School of Biological Sciences, Centre for Brain Research, The University of Auckland, Auckland, New Zealand.
Sci Rep. 2020 Nov 6;10(1):19255. doi: 10.1038/s41598-020-76022-4.
Cells obtained from human saliva are commonly used as an alternative DNA source when blood is difficult or less convenient to collect. Although DNA extracted from saliva is considered to be of comparable quality to that derived from blood, recent studies have shown that non-human contaminating DNA derived from saliva can confound whole genome sequencing results. The most concerning complication is that non-human reads align to the human reference genome using standard methodology, which can critically affect the resulting variant genotypes identified in a genome. We identified clusters of anomalous variants in saliva DNA derived reads which aligned in an atypical manner. These reads had only short regions of identity to the human reference sequence, flanked by soft clipped sequence. Sequence comparisons of atypically aligning reads from eight human saliva-derived samples to RefSeq genomes revealed the majority to be of bacterial origin (63.46%). To partition the non-human reads during the alignment step, a decoy of the most prevalent bacterial genome sequences was designed and utilised. This reduced the number of atypically aligning reads when trialled on the eight saliva-derived samples by 44% and most importantly prevented the associated anomalous genotype calls. Saliva derived DNA is often contaminated by DNA from other species. This can lead to non-human reads aligning to the human reference genome using current alignment best-practices, impacting variant identification. This problem can be diminished by using a bacterial decoy in the alignment process.

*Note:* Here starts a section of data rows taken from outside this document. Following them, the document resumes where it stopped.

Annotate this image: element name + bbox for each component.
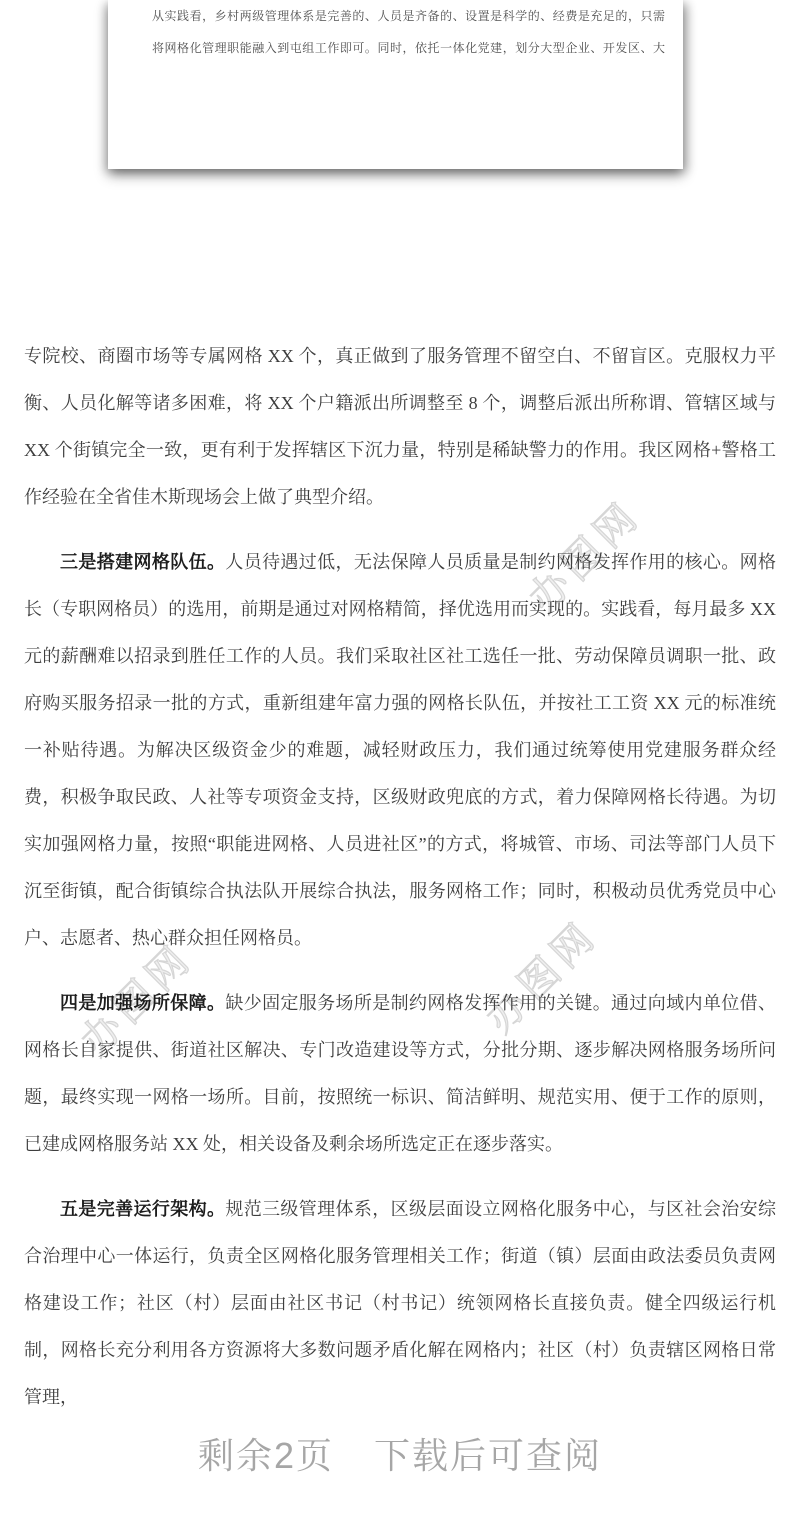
- paragraph: 四是加强场所保障。缺少固定服务场所是制约网格发挥作用的关键。通过向域内单位借、网…: [24, 980, 776, 1168]
- paragraph: 三是搭建网格队伍。人员待遇过低，无法保障人员质量是制约网格发挥作用的核心。网格长…: [24, 539, 776, 962]
- preview-line: 将网格化管理职能融入到屯组工作即可。同时，依托一体化党建，划分大型企业、开发区、…: [152, 32, 665, 64]
- paragraph-lead: 四是加强场所保障。: [60, 993, 225, 1013]
- remaining-pages-count: 剩余2页: [198, 1435, 334, 1476]
- paragraph-text: 专院校、商圈市场等专属网格 XX 个，真正做到了服务管理不留空白、不留盲区。克服…: [24, 346, 776, 507]
- page-preview-card: 从实践看，乡村两级管理体系是完善的、人员是齐备的、设置是科学的、经费是充足的，只…: [108, 0, 683, 169]
- page-preview-text: 从实践看，乡村两级管理体系是完善的、人员是齐备的、设置是科学的、经费是充足的，只…: [152, 0, 665, 64]
- paragraph-text: 人员待遇过低，无法保障人员质量是制约网格发挥作用的核心。网格长（专职网格员）的选…: [24, 552, 776, 948]
- paragraph: 专院校、商圈市场等专属网格 XX 个，真正做到了服务管理不留空白、不留盲区。克服…: [24, 333, 776, 521]
- paragraph-lead: 三是搭建网格队伍。: [60, 552, 225, 572]
- paragraph-text: 缺少固定服务场所是制约网格发挥作用的关键。通过向域内单位借、网格长自家提供、街道…: [24, 993, 776, 1154]
- preview-line: 从实践看，乡村两级管理体系是完善的、人员是齐备的、设置是科学的、经费是充足的，只…: [152, 0, 665, 32]
- remaining-pages-hint[interactable]: 剩余2页下载后可查阅: [0, 1428, 800, 1479]
- paragraph-text: 规范三级管理体系，区级层面设立网格化服务中心，与区社会治安综合治理中心一体运行，…: [24, 1199, 776, 1407]
- paragraph: 五是完善运行架构。规范三级管理体系，区级层面设立网格化服务中心，与区社会治安综合…: [24, 1186, 776, 1421]
- download-to-view-hint: 下载后可查阅: [374, 1435, 602, 1476]
- document-body: 专院校、商圈市场等专属网格 XX 个，真正做到了服务管理不留空白、不留盲区。克服…: [24, 333, 776, 1439]
- paragraph-lead: 五是完善运行架构。: [60, 1199, 225, 1219]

从人类唾液中获得的细胞通常被用作血液难以或不方便采集时的替代 DNA 来源。虽然从唾液中提取的 DNA 被认为与血液中提取的 DNA 质量相当,但最近的研究表明,来自唾液的非人类污染 DNA 会混淆全基因组测序结果。最令人担忧的并发症是,使用标准方法,非人类的读取可以与人类参考基因组对齐,这会严重影响基因组中识别出的变体基因型。我们在以非典型方式对齐的唾液 DNA 衍生读取中发现了异常变异簇。这些读取与人类参考序列只有很短的同源区域,两侧是软剪辑序列。对来自八个人类唾液样本的异常对齐读取与 RefSeq 基因组进行序列比较,发现大多数来自细菌(63.46%)。为了在对齐步骤中将非人类读取分开,设计并使用了最常见的细菌基因组序列的诱饵。当在八个唾液衍生样本上进行试验时,这减少了异常对齐读取的数量 44%,最重要的是,防止了相关的异常基因型调用。唾液 DNA 经常受到其他物种 DNA 的污染。这可能导致非人类的读取使用当前的对齐最佳实践与人类参考基因组对齐,从而影响变异的识别。通过在对齐过程中使用细菌诱饵,可以减少这个问题。